Wayne also recorded in Paris for Isabel Records at the same studio that Memphis Slim frequently recorded. Since joining Stony Plain Records in 2011, he has released An Old Rock On A Roll, which earned him a Blues Foundation nomination for the Pinetop Perkins Piano Award, and Rollin’ with the Blues Boss.
For Jumpin’ and Boppin’, special guest Duke Robillard proved the perfect guitarist and Russell Jackson, B.B. King’s long-time bassist, locks in the rhythm section alongside (and former Red Deerian) Charlie Jacobson, Joey DiMarco, Sherman Doucette and Dave Babcock who have contributed their talents to this recording as well.
Wayne laughed as he recalled having a cold during some of the recording, and that it was done on a comparatively tight timeline.
Still, the results are spot-on and Wayne, in his typically relaxed and humble manner, is certainly pleased with the results and the ‘spirit’ of the project.
Born in Spokane in 1944, Wayne’s family settled in Los Angeles where the West Coast blues scene was bubbling over. Showing a gift for playing piano early on, Wayne was encouraged by his preacher dad to play gospel.
With folks like Lloyd Glenn, Amos Milburn and Floyd Dixon ruling the airwaves in the early 1950s, it was a tall order for the youngster to steer clear of ‘the devil’s music’.
But by his early teen years, Wayne was playing dozens of gigs in the early ’60s and in 1974, Wayne moved to San Francisco to work with R&B band Earth Rise. Stints with other bands continued but disco was starting to impact the live music scene.

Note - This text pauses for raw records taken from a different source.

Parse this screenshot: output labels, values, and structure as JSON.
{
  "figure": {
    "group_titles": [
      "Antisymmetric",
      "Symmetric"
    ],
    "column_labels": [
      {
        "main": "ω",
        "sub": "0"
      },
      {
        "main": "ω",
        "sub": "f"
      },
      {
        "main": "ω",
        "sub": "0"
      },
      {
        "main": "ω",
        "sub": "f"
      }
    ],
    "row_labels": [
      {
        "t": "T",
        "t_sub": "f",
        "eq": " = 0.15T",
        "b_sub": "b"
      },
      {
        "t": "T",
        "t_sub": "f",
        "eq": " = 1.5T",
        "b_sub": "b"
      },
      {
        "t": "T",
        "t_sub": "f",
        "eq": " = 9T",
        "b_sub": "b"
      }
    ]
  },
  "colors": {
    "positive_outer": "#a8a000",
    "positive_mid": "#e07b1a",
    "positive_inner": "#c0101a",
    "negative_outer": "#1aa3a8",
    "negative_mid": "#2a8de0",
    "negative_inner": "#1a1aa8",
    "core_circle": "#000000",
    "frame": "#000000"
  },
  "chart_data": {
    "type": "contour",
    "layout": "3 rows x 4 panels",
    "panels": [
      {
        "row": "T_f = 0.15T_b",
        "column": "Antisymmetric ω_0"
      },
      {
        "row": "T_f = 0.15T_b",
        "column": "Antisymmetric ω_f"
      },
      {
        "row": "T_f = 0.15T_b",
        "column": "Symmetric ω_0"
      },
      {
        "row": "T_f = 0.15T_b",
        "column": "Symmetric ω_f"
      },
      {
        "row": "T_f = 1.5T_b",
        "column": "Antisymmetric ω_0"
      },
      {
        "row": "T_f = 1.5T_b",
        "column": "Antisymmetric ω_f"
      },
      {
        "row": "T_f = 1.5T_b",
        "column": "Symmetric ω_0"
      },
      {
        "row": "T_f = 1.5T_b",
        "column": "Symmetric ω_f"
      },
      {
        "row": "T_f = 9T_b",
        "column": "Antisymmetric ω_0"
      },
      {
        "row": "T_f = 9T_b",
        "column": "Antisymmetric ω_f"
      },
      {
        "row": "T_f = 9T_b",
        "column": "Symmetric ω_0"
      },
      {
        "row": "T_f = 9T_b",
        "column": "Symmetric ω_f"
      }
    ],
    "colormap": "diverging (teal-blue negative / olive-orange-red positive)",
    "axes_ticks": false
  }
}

Wayne then put together an R&B revue called The Mighty Ken Explosion and headed to Canada.
The band broke up in the late 1980s, and Wayne settled in Vancouver. His full transformation into ‘Blues Boss’ came following a 1994 tour of Europe. His longtime passion for boogie-woogie and blues paid off in the form of star treatment from piano-loving European music fans, particularly while in Spain.
That period also opened up so many doors internationally – a huge unexpected blessing, he adds.
Wayne also noted that his life has a musician has been one of non-stop inspiration and amazing opportunities to both travel the world and meet some of the finest musicians on the scene both yesterday and today.
He’s also as joyful and energized as ever to pursue his craft.
“The other day I saw Tina Turner on a video. She was going to sing Proud Mary, and first she said, ‘People ask me when I’m going to quit. I tell them, I’m just getting started!’
“I also love what I’m doing – I’m able to meet a lot of great people,” he said reflectively.
“This music business has taken me to places I probably would never have seen otherwise. There are people welcoming you, waiting for you and exciting about you coming to perform. Music has definitely kept me going and it’s kept me intrigued. I also love to see the joy in people’s faces – that keeps me going, and it keeps me happy.”
Tickets for his Red Deer show are available online at www.centralmusicfest.com or at the door.